The problem of vacant lots is not going to get any easier. Over the next six months, the city will tear down several hundred dilapitated properties creating more vacant lots that will have to be taken care of in future years.
Franklin is encouraging homeowners to consider buying the vacant lots next to their homes to expand their properties.
“Many homeowners are taking care of the properties anyway, so they might as well purchase them,” he said.
Franklin said the city also uses the Trumbull County Sheriff’s Office program that sends inmates across the county to cut high grass areas around the city.
The sheriff’s office so far this summer has cut the nearly 1,000 properties in more than a dozen Trumbull County communities, according to Donald Guarino, chief of operations at the department. The department has cut about 450 empty lots and senior citizen homes in Warren.
“We have been cutting more properties in Warren than we’ve ever had to do,” Guarino said. “It is because there are so many vacant lots in the city.”

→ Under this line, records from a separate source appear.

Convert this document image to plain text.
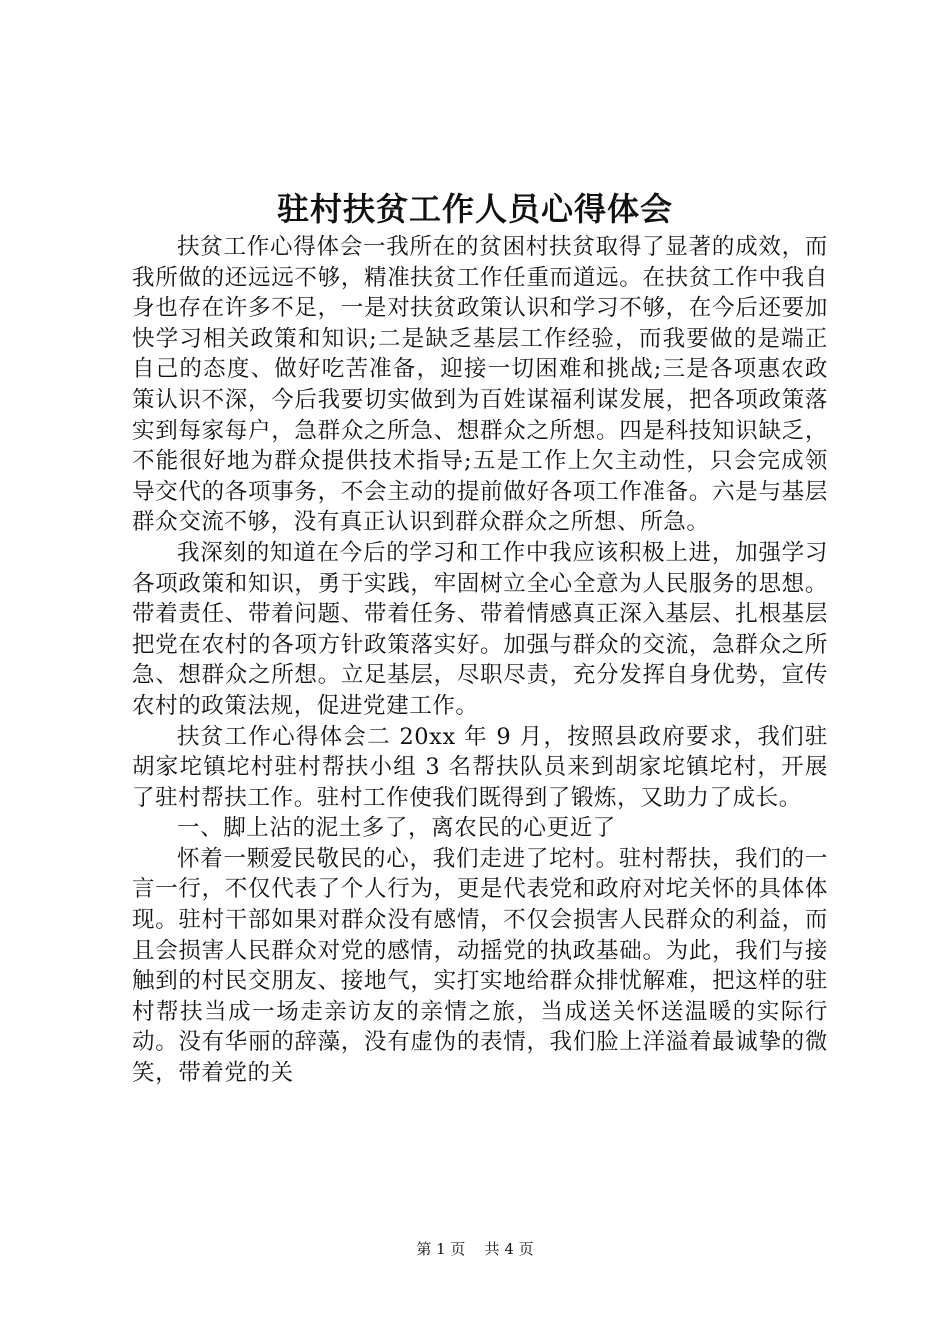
驻村扶贫工作人员心得体会

扶贫工作心得体会一我所在的贫困村扶贫取得了显著的成效，而我所做的还远远不够，精准扶贫工作任重而道远。在扶贫工作中我自身也存在许多不足，一是对扶贫政策认识和学习不够，在今后还要加快学习相关政策和知识;二是缺乏基层工作经验，而我要做的是端正自己的态度、做好吃苦准备，迎接一切困难和挑战;三是各项惠农政策认识不深，今后我要切实做到为百姓谋福利谋发展，把各项政策落实到每家每户，急群众之所急、想群众之所想。四是科技知识缺乏，不能很好地为群众提供技术指导;五是工作上欠主动性，只会完成领导交代的各项事务，不会主动的提前做好各项工作准备。六是与基层群众交流不够，没有真正认识到群众群众之所想、所急。

我深刻的知道在今后的学习和工作中我应该积极上进，加强学习各项政策和知识，勇于实践，牢固树立全心全意为人民服务的思想。带着责任、带着问题、带着任务、带着情感真正深入基层、扎根基层把党在农村的各项方针政策落实好。加强与群众的交流，急群众之所急、想群众之所想。立足基层，尽职尽责，充分发挥自身优势，宣传农村的政策法规，促进党建工作。

扶贫工作心得体会二 20xx 年 9 月，按照县政府要求，我们驻胡家坨镇坨村驻村帮扶小组 3 名帮扶队员来到胡家坨镇坨村，开展了驻村帮扶工作。驻村工作使我们既得到了锻炼，又助力了成长。

一、脚上沾的泥土多了，离农民的心更近了

怀着一颗爱民敬民的心，我们走进了坨村。驻村帮扶，我们的一言一行，不仅代表了个人行为，更是代表党和政府对坨关怀的具体体现。驻村干部如果对群众没有感情，不仅会损害人民群众的利益，而且会损害人民群众对党的感情，动摇党的执政基础。为此，我们与接触到的村民交朋友、接地气，实打实地给群众排忧解难，把这样的驻村帮扶当成一场走亲访友的亲情之旅，当成送关怀送温暖的实际行动。没有华丽的辞藻，没有虚伪的表情，我们脸上洋溢着最诚挚的微笑，带着党的关

第 1 页 共 4 页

The inmate program was created by Sheriff Thomas Altiere in 2007. It uses inmates who are charged with non-violent crimes – and have no history of escape – who volunteer to cut grass and clean up areas of trash and tires. Each of the prisoners that participate are approved by a judge.
“It gives them opportunities to get out of the jail during the day,” Guarino said.
Since the program began, it has saved the Trumbull communities about $1.73 million, according to Guarino. It has saved Warren an estimated $1.1 million
The sheriff’s office and the Trumbull County commissioners are providing the program at no cost to the participating communities.
Those areas participating in the inmate grass cutting and cleanup programs include Fowler, Bazetta, Johnston, Brookfield, Hartford, Vienna, Newton Township, Southington, Warren Township, McDonald, Liberty and Niles.
Earlier this year, Warren Councilman Alford Novak, D-2nd Ward, provided the funds for the department to purchase a larger brushhog to cut some of the lots in the city. Novak said the council last year placed an additional $10,000 in the city’s grass cutting budget
“This has been a tough season,” Novak, who annually donates many hours himself to cutting grasses around his ward, said.
“I have five places I cut myself to make sure they are maintained. I’ve gone to some places that I cut a week before and it seems like I hadn’t been there at all. With all of this rain and the intermittent days of sunshine and heat, it seems the grasses are growing more quickly than in past years.”